Vicente Holgado se casaba sucesivamente porque tenía miedo a las diversas muertes que acechan a los solteros, pero se divorciaba sucesivamente también porque lo que más le gustaba del mundo era la libertad. Hace poco, encontrándose en uno de sus periodos de divorcio, un tirón muscular le atravesó el pecho mientras se duchaba y se quedó seco, inmovilizado: cada vez que intentaba elevar una pierna para abandonar la bañera, se le desgarraba el cuerpo. Finalmente, aullando de dolor, se dejó caer sobre el suelo esmaltado, desde donde intentó cerrar el grifo inútilmente: sólo el pensamiento de levantar el brazo le dolía.

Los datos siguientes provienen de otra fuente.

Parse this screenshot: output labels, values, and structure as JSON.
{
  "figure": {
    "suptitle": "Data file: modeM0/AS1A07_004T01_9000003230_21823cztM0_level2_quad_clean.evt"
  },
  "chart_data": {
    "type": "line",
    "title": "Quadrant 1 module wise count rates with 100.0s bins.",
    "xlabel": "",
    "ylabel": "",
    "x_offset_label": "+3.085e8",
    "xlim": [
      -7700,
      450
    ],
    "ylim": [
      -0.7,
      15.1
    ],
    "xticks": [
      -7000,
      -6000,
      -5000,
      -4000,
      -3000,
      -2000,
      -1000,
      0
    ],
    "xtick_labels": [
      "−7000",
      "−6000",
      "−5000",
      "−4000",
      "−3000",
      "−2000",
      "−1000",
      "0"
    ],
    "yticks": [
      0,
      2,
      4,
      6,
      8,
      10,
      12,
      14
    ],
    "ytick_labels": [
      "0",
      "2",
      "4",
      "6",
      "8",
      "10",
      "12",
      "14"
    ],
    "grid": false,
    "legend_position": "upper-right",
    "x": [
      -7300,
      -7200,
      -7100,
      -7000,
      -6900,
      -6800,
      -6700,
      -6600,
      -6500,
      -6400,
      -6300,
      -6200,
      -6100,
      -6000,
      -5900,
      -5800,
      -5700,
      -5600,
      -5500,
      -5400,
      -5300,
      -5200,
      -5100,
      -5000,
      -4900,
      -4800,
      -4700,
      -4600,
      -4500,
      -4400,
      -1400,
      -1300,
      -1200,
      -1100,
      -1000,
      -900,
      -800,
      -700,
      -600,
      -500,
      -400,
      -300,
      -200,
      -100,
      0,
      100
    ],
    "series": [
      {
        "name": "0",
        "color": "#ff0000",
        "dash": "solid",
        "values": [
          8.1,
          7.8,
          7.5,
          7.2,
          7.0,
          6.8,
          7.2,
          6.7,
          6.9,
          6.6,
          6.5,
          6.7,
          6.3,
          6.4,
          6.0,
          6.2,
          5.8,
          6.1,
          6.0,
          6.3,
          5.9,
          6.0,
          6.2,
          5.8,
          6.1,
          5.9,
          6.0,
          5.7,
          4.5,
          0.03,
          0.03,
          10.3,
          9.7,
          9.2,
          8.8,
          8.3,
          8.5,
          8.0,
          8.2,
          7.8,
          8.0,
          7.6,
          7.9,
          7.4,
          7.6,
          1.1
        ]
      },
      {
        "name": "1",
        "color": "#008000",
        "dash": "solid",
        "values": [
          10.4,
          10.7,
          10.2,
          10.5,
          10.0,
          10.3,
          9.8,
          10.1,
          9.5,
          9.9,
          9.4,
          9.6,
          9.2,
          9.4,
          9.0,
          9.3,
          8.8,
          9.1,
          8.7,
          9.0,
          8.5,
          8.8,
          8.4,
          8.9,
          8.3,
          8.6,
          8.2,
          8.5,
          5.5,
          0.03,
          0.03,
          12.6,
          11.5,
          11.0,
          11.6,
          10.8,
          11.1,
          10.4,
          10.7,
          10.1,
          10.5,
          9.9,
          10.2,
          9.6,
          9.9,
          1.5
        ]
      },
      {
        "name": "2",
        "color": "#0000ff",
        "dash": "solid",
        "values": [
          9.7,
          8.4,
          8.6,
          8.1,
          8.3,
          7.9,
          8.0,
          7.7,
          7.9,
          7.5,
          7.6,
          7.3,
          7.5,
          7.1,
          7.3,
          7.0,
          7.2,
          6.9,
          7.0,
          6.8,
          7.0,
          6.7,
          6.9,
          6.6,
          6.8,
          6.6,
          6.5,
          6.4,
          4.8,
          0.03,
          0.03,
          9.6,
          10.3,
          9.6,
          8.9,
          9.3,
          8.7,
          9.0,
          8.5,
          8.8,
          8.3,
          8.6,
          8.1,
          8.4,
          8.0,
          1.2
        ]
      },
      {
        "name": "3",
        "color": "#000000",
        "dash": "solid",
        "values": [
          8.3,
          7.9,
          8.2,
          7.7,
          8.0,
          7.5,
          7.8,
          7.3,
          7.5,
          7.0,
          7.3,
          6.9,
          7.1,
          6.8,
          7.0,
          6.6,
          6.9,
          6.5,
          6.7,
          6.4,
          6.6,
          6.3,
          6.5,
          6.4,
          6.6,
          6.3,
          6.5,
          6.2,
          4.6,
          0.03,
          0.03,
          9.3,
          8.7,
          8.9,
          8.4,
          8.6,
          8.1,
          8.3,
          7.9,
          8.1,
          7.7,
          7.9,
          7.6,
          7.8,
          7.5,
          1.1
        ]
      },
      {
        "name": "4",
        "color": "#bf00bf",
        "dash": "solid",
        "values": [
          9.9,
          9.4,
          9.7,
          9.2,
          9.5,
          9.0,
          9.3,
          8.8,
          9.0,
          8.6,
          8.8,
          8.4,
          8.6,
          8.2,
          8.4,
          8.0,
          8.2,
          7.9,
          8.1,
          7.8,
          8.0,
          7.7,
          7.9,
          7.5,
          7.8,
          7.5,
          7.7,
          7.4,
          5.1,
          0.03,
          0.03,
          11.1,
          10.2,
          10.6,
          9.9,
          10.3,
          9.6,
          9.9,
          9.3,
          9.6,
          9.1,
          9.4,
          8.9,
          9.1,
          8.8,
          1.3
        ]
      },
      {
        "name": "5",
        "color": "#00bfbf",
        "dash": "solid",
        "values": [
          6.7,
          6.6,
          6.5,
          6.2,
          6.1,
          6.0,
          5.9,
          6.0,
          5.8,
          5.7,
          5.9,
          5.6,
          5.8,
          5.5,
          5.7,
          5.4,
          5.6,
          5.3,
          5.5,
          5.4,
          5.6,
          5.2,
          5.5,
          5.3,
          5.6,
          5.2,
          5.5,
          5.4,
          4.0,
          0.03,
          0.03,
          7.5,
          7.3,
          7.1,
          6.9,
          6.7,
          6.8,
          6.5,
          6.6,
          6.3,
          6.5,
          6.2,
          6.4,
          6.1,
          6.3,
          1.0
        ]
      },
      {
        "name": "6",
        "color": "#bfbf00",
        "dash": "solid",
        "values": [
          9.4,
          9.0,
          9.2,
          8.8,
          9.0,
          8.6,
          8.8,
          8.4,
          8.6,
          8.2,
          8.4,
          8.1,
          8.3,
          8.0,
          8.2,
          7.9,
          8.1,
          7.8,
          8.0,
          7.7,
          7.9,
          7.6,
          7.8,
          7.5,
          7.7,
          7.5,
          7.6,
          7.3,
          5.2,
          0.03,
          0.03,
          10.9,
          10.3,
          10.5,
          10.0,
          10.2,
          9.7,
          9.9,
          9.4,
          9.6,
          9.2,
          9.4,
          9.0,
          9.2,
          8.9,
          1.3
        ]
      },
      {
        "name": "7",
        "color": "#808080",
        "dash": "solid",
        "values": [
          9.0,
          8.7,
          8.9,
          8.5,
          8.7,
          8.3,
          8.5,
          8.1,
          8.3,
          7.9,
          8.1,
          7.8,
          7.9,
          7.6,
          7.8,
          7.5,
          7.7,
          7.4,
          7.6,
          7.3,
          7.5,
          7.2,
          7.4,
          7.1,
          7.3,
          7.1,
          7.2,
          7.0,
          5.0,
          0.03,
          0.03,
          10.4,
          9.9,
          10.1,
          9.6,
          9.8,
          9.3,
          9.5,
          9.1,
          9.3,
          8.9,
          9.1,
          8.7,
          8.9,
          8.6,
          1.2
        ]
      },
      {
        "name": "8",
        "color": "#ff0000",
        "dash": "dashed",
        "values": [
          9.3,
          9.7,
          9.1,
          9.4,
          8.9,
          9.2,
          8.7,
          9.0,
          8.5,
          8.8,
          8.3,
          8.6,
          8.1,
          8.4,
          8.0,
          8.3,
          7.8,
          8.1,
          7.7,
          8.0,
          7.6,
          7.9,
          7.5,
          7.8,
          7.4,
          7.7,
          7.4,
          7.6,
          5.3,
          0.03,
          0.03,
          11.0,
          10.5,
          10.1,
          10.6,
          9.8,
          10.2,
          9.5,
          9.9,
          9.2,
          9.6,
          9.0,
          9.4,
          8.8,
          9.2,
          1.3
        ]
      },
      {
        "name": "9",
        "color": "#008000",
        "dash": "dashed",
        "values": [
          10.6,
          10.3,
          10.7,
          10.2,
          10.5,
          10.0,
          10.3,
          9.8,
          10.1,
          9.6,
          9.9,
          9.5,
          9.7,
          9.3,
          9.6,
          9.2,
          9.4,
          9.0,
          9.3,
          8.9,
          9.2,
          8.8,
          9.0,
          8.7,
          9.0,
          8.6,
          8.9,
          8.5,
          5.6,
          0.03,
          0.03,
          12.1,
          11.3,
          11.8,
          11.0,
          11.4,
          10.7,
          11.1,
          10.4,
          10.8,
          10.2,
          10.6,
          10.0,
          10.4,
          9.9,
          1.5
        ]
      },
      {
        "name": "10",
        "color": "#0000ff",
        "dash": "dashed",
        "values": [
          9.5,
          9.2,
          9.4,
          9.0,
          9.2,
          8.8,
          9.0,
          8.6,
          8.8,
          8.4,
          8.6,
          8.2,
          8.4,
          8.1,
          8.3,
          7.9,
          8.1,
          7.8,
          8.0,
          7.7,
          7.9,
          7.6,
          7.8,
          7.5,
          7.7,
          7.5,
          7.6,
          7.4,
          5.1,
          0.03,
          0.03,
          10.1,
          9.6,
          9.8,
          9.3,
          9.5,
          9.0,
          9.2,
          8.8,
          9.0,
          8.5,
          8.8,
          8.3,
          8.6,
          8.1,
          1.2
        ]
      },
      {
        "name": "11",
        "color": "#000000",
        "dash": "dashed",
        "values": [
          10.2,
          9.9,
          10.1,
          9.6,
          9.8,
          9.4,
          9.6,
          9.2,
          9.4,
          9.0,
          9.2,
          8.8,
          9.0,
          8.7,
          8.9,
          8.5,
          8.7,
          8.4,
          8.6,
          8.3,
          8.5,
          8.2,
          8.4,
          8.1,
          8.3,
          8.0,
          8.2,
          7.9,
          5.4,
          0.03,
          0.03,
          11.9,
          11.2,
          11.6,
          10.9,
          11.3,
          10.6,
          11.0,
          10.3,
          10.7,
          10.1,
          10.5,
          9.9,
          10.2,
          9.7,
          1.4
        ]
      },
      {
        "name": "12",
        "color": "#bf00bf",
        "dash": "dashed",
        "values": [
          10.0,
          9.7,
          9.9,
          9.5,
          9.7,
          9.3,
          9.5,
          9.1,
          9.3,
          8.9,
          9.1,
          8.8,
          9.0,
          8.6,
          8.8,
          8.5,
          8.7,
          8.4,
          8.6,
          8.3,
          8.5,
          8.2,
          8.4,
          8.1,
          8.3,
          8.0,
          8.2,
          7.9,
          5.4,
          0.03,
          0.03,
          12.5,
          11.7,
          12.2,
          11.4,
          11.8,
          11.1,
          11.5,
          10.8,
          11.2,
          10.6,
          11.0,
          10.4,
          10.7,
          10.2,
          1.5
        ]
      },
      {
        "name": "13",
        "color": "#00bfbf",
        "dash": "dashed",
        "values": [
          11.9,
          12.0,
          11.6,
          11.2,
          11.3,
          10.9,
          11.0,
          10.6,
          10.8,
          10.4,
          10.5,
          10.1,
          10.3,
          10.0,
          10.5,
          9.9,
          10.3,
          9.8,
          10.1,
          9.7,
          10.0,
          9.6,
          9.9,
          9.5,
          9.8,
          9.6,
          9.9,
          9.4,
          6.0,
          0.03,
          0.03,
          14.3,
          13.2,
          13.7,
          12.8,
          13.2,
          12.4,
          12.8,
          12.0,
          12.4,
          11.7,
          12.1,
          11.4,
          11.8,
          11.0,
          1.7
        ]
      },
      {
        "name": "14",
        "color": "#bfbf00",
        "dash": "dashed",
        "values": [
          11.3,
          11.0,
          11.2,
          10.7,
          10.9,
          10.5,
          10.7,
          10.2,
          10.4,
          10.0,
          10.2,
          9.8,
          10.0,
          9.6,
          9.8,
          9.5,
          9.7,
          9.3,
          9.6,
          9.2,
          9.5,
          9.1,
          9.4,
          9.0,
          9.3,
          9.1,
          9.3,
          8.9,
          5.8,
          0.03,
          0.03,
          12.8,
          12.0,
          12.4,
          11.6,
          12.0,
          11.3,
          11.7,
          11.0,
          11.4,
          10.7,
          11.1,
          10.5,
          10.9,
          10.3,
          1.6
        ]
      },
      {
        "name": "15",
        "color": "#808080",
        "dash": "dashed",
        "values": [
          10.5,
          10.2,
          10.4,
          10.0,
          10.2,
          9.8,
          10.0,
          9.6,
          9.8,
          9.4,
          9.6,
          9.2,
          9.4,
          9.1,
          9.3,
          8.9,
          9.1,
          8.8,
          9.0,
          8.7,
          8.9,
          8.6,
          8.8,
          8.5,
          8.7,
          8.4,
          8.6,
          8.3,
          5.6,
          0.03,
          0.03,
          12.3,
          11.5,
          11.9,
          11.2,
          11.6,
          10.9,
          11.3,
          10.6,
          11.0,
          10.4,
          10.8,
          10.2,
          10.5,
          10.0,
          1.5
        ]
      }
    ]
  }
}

Entonces se puso a llorar; al principio no lo notó, porque las gotas de agua se confundían con las lágrimas y resultaba fácil hacer pasar una cosa por otra. Pero cuando transcurrió el tiempo y el nudo muscular del pecho, lejos de deshacerse, se endureció, sintió un ataque de pánico. De todas las muertes de soltero que había sido capaz de imaginar, la de la bañera era, con mucho, la peor. El agua, de súbito, comenzó a salir más caliente, de manera que intentó acercarse a los grifos para manipularlos con la boca, pero todos sus esfuerzos resultaron fallidos. Parecía un náufrago al revés, o quizá un reptil en el fondo de un desierto esmaltado. Quiso llorar con desesperación, pero la desesperación le obligaba a mover demasiado los músculos del pecho, lo que le producía terribles dolores. Finalmente, su llanto se transformó en un gemido prolongado y monótono. En esto, oyó sonar el teléfono en el salón, pero el timbre le pareció una carcajada diabólica; de todos modos, por si se producía un milagro, musitó varias veces en voz baja: «Diga, diga...». Precisamente, un amigo obsesivo que ahora estaba en Nueva York había prometido traerle un inalámbrico para hacer frente a situaciones como ésta. No cabía imaginar peor suerte.
Por otra parte, había cambiado la bombona de butano la semana anterior, de manera que quedaba agua caliente para rato. Y lo peor es que su temor a morir por inhalación de anhídrido carbónico, que es el gas que producen los calentadores cuando queman mal, le había llevado a colocarlo en el tendedero: no había, pues, ninguna posibilidad de fallecer dulcemente asfixiado.
Cuando más negros eran sus pensamientos, oyó ruidos en la puerta de entrada y luego unos pasos recorriendo el salón. Con un hilo de voz, porque si gritaba mucho sentía un puñal en la mitad del pecho, empezó a pedir socorro. Al fin se abrió la puerta del cuarto de baño y apareció su última exmujer, que aún tenía una copia de la llave porque había quedado en volver a por sus cosas cuando él no estuviera. Permaneció un rato en la puerta, como si estuviera sumida en una ardua reflexión, pero después hizo como que no había visto nada y salió. «¿Seré un sueño?», pensó, y continuó llorando mientras oía los tacones de la mujer y su voz, que entonaba un bolero.
De súbito pensó que Madrid era muy grande y que sucedía de todo; es decir, que en ese mismo instante habría alguien más agonizando como él en el suelo de una bañera. Poco antes, había leído en el periódico que una anciana permaneció tres días en la de su casa antes de ser rescatada. Cerró los ojos e intentó establecer una comunión espiritual con los desgraciados que se encontraban en su situación. Entró en contacto con cuatro, todos muchos más viejos que él, y los ayudó a morir mientras su exmujer recogía sus últimas cosas y remataba el último bolero. Cuando se fue, cerró la puerta sin violencia: era la primera vez que una mujer se iba de su casa sin dar un portazo y eso le pareció una conquista moral por la que merecía la pena morir.